PPOL564 | DS1: Foundations

Lecture 22

Constained Optimization with Equality Constraints
(Supplement)

The Lagrange Multiplier: What is it?

Note that the gradient vectors are the point of tangency are oriented along the same direction.

$$ \nabla f(x,y) = \lambda \nabla g(x,y) $$

The Lagrange multiplier is the proportion of the two gradients. Put differently, the gradients are proportionally equal by some scaling factor $\lambda$, which is the lagrange multiplier.

Let's unpack this further.

Recall $f(x,y)$ is our objective function and $g(x,y) = c$ is our equality constraint, where $c$ is some constant.

$$\mathcal{L}(x,y,\lambda) = f(x,y) - \lambda (g(x,y) - c)$$

$$ \nabla \mathcal{L}(x^*,y^*,\lambda^*) = \textbf{0} $$

Note that when the constraint is met, $\lambda^* (g(x^*,y^*) - c) = 0 $

$$\mathcal{L}(x^*,y^*,\lambda^*) = f(x^*,y^*) - 0 $$

$$ P^* = f(x^*,y^*)$$

Where $P^*$ is the specific condition where a stationary point exists and the constraint is met.

Let's now think of $c$ as a variable. When we do, the stationary points that satisfy the first order condition will change. Thus, our stationary points become a function of whatever we set $c$ to be.

$$ P^*(c) = f(x^*(c),y^*(c)) $$

The lagrange multiplier is the derivative of the function with respect to the constraint!

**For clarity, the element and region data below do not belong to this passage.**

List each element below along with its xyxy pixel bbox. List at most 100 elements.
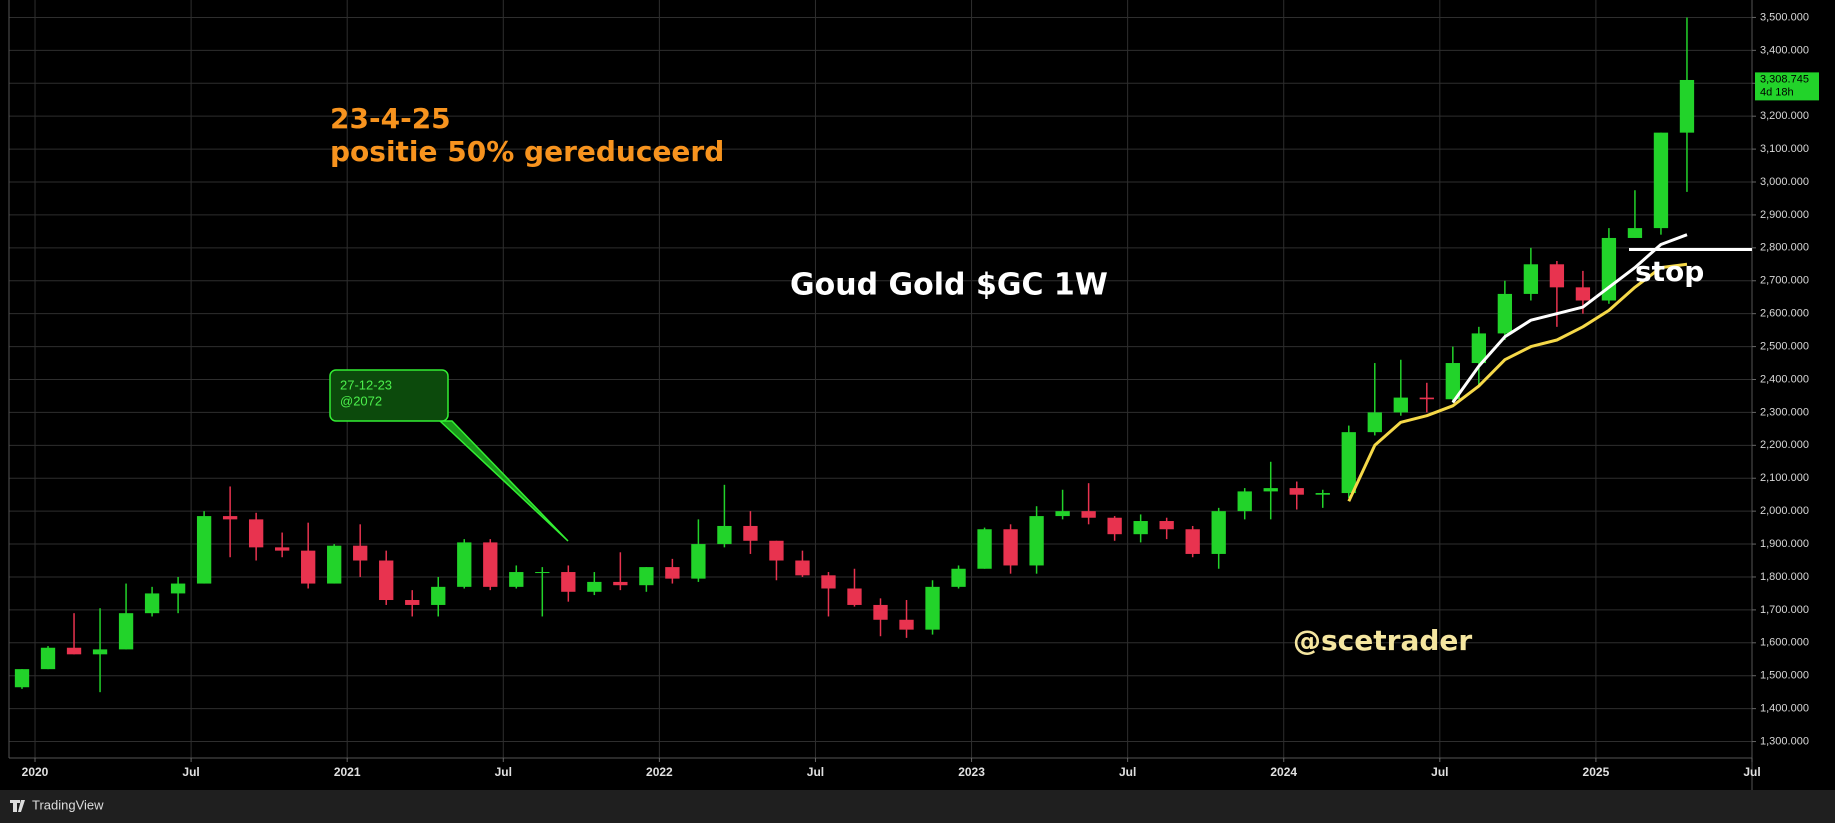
candle-body (691, 544, 706, 579)
candle-body (1341, 432, 1356, 494)
callout-text: 27-12-23 (340, 377, 392, 392)
candle-body (1445, 363, 1460, 400)
candle-body (275, 547, 290, 551)
y-tick-label: 3,200.000 (1760, 110, 1809, 122)
x-tick-label: Jul (1431, 765, 1448, 779)
candle-body (1159, 521, 1174, 530)
candle-body (1289, 488, 1304, 495)
candle-body (222, 516, 238, 520)
y-tick-label: 2,700.000 (1760, 275, 1809, 287)
x-tick-label: Jul (182, 765, 199, 779)
y-tick-label: 2,600.000 (1760, 308, 1809, 320)
x-tick-label: 2025 (1583, 765, 1610, 779)
candle-body (170, 583, 186, 594)
y-tick-label: 2,500.000 (1760, 340, 1809, 352)
x-tick-label: Jul (807, 765, 824, 779)
candle-body (561, 572, 576, 592)
candle-body (1263, 488, 1278, 492)
candle-body (1367, 412, 1382, 433)
y-tick-label: 2,400.000 (1760, 373, 1809, 385)
countdown: 4d 18h (1760, 86, 1794, 98)
candle-body (301, 550, 316, 584)
candle-body (483, 542, 498, 587)
candle-body (1419, 397, 1434, 400)
candle-body (144, 593, 160, 614)
callout-pointer (438, 420, 569, 542)
candle-body (1497, 293, 1513, 334)
x-tick-label: 2023 (958, 765, 985, 779)
x-tick-label: 2020 (22, 765, 49, 779)
y-tick-label: 2,000.000 (1760, 505, 1809, 517)
x-tick-label: 2022 (646, 765, 673, 779)
candle-body (14, 669, 30, 688)
candle-body (1627, 228, 1643, 238)
chart-title: Goud Gold $GC 1W (790, 268, 1108, 303)
candle-body (1081, 511, 1096, 518)
candle-body (92, 649, 108, 655)
y-tick-label: 1,600.000 (1760, 637, 1809, 649)
brand: TradingView (32, 797, 104, 812)
candle-body (1549, 264, 1565, 288)
annotation: stop (1635, 255, 1704, 288)
candle-body (405, 600, 420, 605)
candle-body (457, 542, 472, 587)
last-price-label: 3,308.745 (1760, 73, 1809, 85)
moving-average (1347, 262, 1688, 502)
candle-body (1653, 132, 1669, 229)
candle-body (1393, 397, 1408, 413)
candle-body (535, 572, 550, 574)
candle-body (951, 568, 966, 587)
y-tick-label: 2,100.000 (1760, 472, 1809, 484)
y-tick-label: 3,500.000 (1760, 11, 1809, 23)
callout-box (329, 369, 449, 422)
y-tick-label: 3,000.000 (1760, 176, 1809, 188)
candle-body (665, 567, 680, 579)
y-tick-label: 1,400.000 (1760, 703, 1809, 715)
candle-body (1237, 491, 1252, 512)
x-tick-label: Jul (1119, 765, 1136, 779)
candle-body (743, 525, 758, 541)
annotation: positie 50% gereduceerd (330, 135, 724, 168)
candle-body (1315, 493, 1330, 495)
candle-body (977, 529, 992, 569)
candle-body (1471, 333, 1486, 364)
x-tick-label: 2024 (1270, 765, 1297, 779)
candle-body (769, 540, 784, 561)
y-tick-label: 3,400.000 (1760, 44, 1809, 56)
candle-body (587, 581, 602, 592)
candle-body (1133, 521, 1148, 535)
candle-body (847, 588, 862, 605)
callout-text: @2072 (340, 393, 382, 408)
moving-average (1451, 233, 1688, 404)
candle-body (639, 567, 654, 586)
candle-body (353, 545, 368, 561)
candle-body (1003, 529, 1018, 566)
candle-body (1029, 516, 1044, 566)
candle-body (379, 560, 394, 601)
candle-body (66, 647, 82, 655)
y-tick-label: 3,100.000 (1760, 143, 1809, 155)
marks (14, 17, 1752, 693)
y-tick-label: 2,800.000 (1760, 242, 1809, 254)
candle-body (821, 575, 836, 589)
candle-body (795, 560, 810, 576)
y-tick-label: 2,900.000 (1760, 209, 1809, 221)
candle-body (873, 604, 888, 620)
y-tick-label: 1,500.000 (1760, 670, 1809, 682)
annotation: 23-4-25 (330, 102, 451, 135)
y-tick-label: 1,800.000 (1760, 571, 1809, 583)
axes: 1,300.000 1,400.000 1,500.000 1,600.000 1,70… (22, 11, 1819, 779)
candle-body (717, 525, 732, 545)
annotation: @scetrader (1293, 624, 1472, 657)
x-tick-label: Jul (495, 765, 512, 779)
footer-bar (0, 790, 1835, 823)
candle-body (40, 647, 56, 670)
grid (9, 0, 1753, 758)
last-price-box (1755, 72, 1819, 101)
x-tick-label: Jul (1743, 765, 1760, 779)
candle-body (248, 519, 264, 548)
candle-body (899, 619, 914, 630)
candle-body (1679, 79, 1695, 133)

$$ \frac{dP^*}{dc} = \lambda^* $$

Wait, what?

$$\mathcal{L}(x,y,\lambda) = f(x,y) - \lambda (g(x,y) - c)$$

$$\frac{d\mathcal{L}(x,y,\lambda)}{dc} = \lambda$$

But recall, the points that matter most (the stationary points... where our extrema live) are all a function of $c$

$$\frac{d\mathcal{L}(x^*(c),y^*(c),\lambda^*(c),c)}{dc} = f(x^*(c),y^*(c)) - \lambda^*(c) (g(x^*(c),y^*(c)) - c)$$

This function is now effectively a vector-valued function! To solve calculate the derivative, we need to use the multivariate chain rule.

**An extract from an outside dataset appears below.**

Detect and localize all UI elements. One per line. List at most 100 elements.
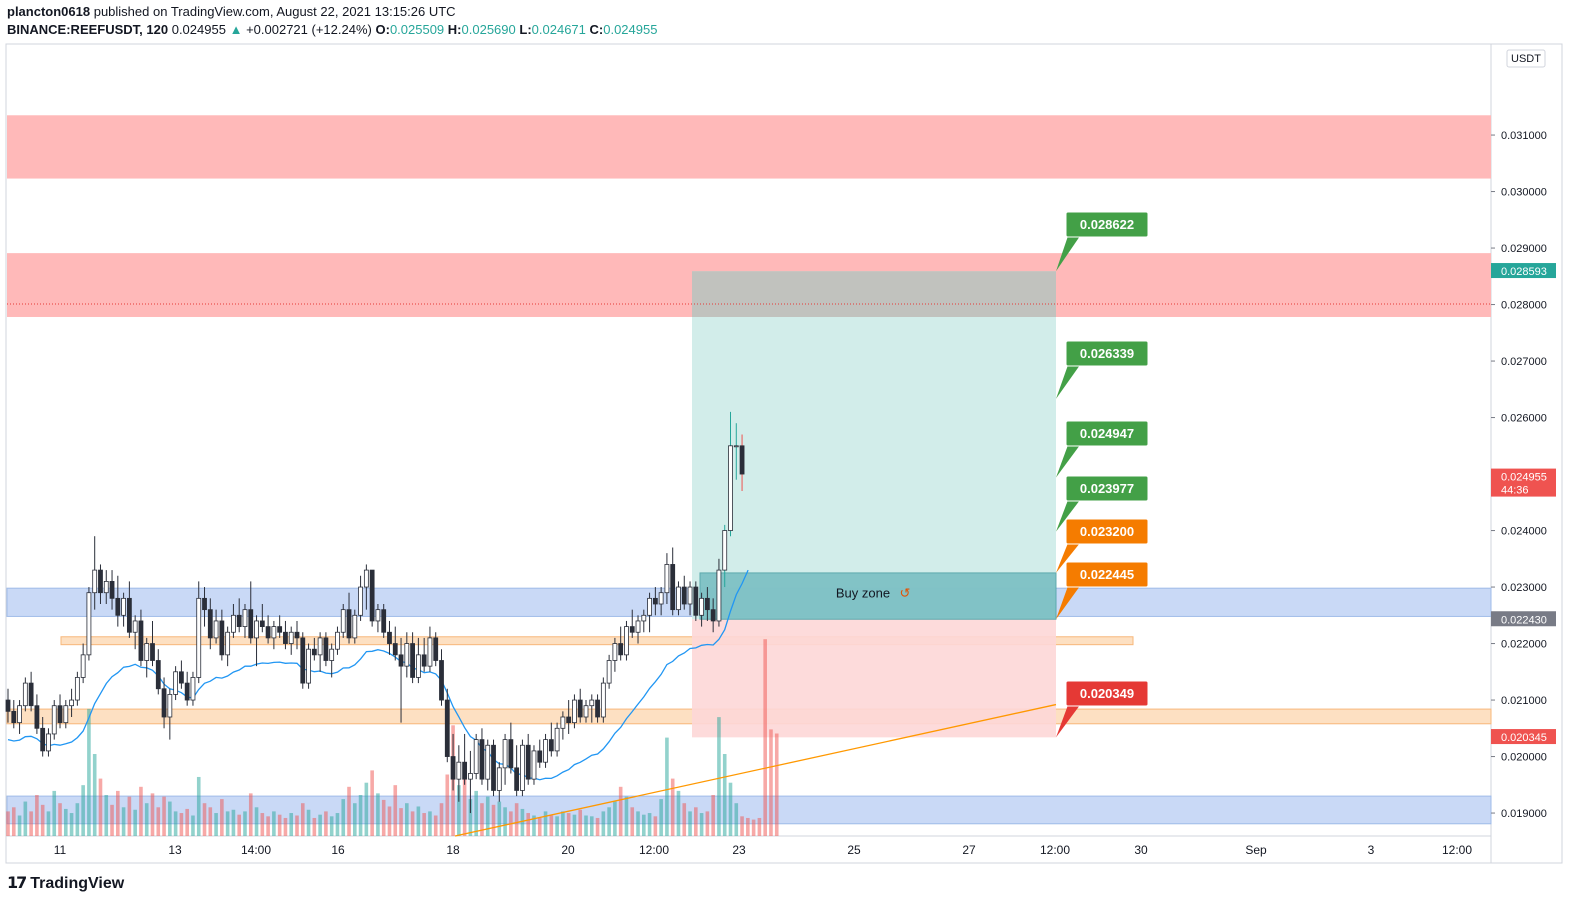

#### Sidenote: Multivariate Chain Rule $$ \textbf{s}(f_1(z),f_2(z)) = \begin{pmatrix} f_1(z) \\ f_2(z) \end{pmatrix}$$ What is the resulting change in $\textbf{s}( \cdot )$ when we nudge $z$ slightly?
$$ \frac{d\textbf{s}(f_1(z),f_2(z))}{dz} $$
$$ \lim_{h\to0}\frac{\textbf{s}(f_1(z-h),f_2(z)) - \textbf{s}(f_1(z),f_2(z))}{h} + \lim_{h\to0}\frac{\textbf{s}(f_1(z),f_2(z-h)) - \textbf{s}(f_1(z),f_2(z))}{h} $$
$$ \frac{\partial s}{\partial f_1 } \frac{\partial f_1}{\partial z} + \frac{\partial s}{\partial f_2 } \frac{\partial f_2}{\partial z} $$
Much like the univariate chain rule, we are "nudging through functions". What we care about is how a nudge in the input ultimately impacts the resulting output. This logic holds in multiple dimensions: we are nudging through functions in multiple dimensions. We nudge in each dimension independently (i.e. each unit vector) and then take the combination of all our nudges.

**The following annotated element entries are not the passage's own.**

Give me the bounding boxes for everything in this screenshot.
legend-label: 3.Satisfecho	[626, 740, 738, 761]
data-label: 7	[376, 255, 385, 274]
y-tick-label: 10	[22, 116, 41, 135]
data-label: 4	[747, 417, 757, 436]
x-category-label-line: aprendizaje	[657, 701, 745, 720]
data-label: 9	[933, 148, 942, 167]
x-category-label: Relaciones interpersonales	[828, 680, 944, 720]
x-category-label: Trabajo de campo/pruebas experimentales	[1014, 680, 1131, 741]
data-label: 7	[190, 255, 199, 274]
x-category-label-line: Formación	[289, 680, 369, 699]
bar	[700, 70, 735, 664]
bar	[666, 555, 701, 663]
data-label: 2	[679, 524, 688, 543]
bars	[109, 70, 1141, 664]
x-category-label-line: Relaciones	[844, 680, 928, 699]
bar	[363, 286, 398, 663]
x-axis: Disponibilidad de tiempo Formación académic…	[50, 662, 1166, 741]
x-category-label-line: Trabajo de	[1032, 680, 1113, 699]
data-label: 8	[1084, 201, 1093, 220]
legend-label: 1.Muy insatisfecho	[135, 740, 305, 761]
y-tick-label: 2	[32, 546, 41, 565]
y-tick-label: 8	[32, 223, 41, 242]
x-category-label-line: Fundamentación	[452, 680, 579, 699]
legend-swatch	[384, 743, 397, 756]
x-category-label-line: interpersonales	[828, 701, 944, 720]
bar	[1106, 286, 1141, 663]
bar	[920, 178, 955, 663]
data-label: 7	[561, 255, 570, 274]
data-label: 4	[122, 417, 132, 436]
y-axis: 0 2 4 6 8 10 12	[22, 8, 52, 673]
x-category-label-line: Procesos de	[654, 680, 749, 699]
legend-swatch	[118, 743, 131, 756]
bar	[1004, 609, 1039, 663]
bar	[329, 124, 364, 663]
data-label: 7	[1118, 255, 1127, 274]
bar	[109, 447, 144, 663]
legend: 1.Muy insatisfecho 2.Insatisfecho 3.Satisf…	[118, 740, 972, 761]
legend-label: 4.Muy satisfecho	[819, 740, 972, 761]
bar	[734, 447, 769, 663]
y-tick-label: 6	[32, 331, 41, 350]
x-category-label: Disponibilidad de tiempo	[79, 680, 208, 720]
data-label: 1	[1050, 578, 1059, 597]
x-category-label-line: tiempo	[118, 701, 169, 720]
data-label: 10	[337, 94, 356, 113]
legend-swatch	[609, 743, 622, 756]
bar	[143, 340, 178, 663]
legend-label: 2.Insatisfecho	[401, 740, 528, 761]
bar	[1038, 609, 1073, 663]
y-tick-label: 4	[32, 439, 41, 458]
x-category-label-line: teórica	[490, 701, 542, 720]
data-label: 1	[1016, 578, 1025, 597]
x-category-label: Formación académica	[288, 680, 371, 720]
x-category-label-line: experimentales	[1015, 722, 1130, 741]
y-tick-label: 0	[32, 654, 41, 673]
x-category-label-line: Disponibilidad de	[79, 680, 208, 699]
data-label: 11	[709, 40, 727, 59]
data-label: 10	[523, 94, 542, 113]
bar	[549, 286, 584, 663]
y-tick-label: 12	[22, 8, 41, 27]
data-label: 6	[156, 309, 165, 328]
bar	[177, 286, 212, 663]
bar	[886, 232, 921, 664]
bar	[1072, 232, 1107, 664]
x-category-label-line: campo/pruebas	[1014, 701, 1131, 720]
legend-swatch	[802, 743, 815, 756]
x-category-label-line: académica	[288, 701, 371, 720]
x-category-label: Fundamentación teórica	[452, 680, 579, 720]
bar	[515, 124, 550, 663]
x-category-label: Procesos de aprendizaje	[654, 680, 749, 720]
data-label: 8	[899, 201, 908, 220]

$$\frac{d\mathcal{L}(x^*(c),y^*(c),\lambda^*(c),c)}{dc} = \frac{d\mathcal{L}}{dx^*}\frac{dx^*}{dc} + \frac{d\mathcal{L}}{dy^*}\frac{dy^*}{dc} + \frac{d\mathcal{L}}{d\lambda^*}\frac{d\lambda^*}{dc} + \frac{d\mathcal{L}}{dc}\frac{dc}{dc}$$

Recall that the stationary points by definition only holds when the first derivative is zero, so we can do this...

$$ 0 + 0 + 0 + \frac{d\mathcal{L}}{dc}\frac{dc}{dc} $$

and $\frac{dc}{dc} = 1$ so

$$ \frac{d\mathcal{L}(x^*(c),y^*(c),\lambda^*(c),c)}{dc} =\frac{d\mathcal{L}}{dc}$$

And we know from above that

$$\frac{d\mathcal{L}}{dc} = \lambda $$

What does this tell us?

The Lagrange multiplier tells us the rate at which increases/decreases in the constraint parameter increases/decreases whatever we're trying to maximize/minimize. It is the constraint's marginal cost.